Social networks have become so ingrained in the Las Vegas real estate culture that the GLVAR hosts classes and seminars on social media etiquette half a dozen times a month. Social media novices can find a field guide to social networking for Realtors on the National Association of Realtors.

Much like Las Vegas, real estate agents in Miami’s equally distressed market are using social media to stand out from the crowd.

South Florida-based agent Kevin Tomlinson, a vice president at one of the largest real estate companies in Miami, ONE Sotheby’s International Realty, said he feels one social media platform performs better than the rest.

“The best use of social media is blogging by far. It’s perhaps the oldest, but the most effective. Real estate agents that are most successful at social media are blogging and then using Twitter and Facebook to disseminate it. You can’t produce really great content in 140 characters,” Tomlinson said.

Tomlinson, whose South Beach Condo Blog receives more than 1,000 views per day during Miami’s peak season, said he prefers blogging because of its longer shelf life through Google. His blog comes up as one of the top searches in Google when searching “South Beach real estate.”

In Las Vegas, real estate professionals are all approaching social media differently and learning as they go.

Ken Lowman, who owns Luxury homes of Las Vegas, posts listings through his Facebook page, where his company’s presence is smaller than Nolf’s with 129 fans. His presence through YouTube is much larger, where Lowman does property tours for almost all of his listings. Lowman’s massive, multimillion dollar luxury listings lend themselves to that type of media, where another agent’s smaller condos might not.

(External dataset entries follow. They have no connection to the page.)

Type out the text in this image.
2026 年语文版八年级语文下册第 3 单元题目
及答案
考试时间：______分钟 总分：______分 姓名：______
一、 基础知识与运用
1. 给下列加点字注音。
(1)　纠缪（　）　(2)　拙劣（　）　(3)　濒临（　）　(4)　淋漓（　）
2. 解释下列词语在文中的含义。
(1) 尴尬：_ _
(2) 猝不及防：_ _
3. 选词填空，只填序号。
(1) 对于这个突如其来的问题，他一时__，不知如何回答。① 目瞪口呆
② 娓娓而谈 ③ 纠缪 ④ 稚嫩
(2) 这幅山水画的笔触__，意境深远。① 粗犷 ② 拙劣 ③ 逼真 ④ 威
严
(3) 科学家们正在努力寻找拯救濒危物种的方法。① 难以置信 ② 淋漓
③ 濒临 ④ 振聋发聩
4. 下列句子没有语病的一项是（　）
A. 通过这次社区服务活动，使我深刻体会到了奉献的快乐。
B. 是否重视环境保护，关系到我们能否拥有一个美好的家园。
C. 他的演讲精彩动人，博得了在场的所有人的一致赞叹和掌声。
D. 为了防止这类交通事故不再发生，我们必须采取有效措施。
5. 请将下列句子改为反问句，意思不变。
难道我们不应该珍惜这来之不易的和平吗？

The Prudential Americana Group, the largest real estate brokerage company in Las Vegas, has a blog integrated into its website that agents post to almost daily. CEO and owner Mark Stark began posting his weekly conference call on the company’s YouTube channel, which has more than 3,000 views.

“Social media gets your hands out there. I’ll get comments back on a blog I’ve written from people I’ve never met before, so that opens me up to different areas. But again, that doesn’t mean that person is listing their house that day,” Stark said.

Stark echoed other real estate professionals’ sentiments about overselling through social media, saying “if you’re selling all the time on these different sites, you’re going to get slammed pretty hard.”

Shelton said he hopes agents aren’t using social media in that way. That’s part of the behavior the GLVAR is trying to combat in its etiquette courses.

“It’s not about doing business online,” Shelton said. “It’s about building relationships online.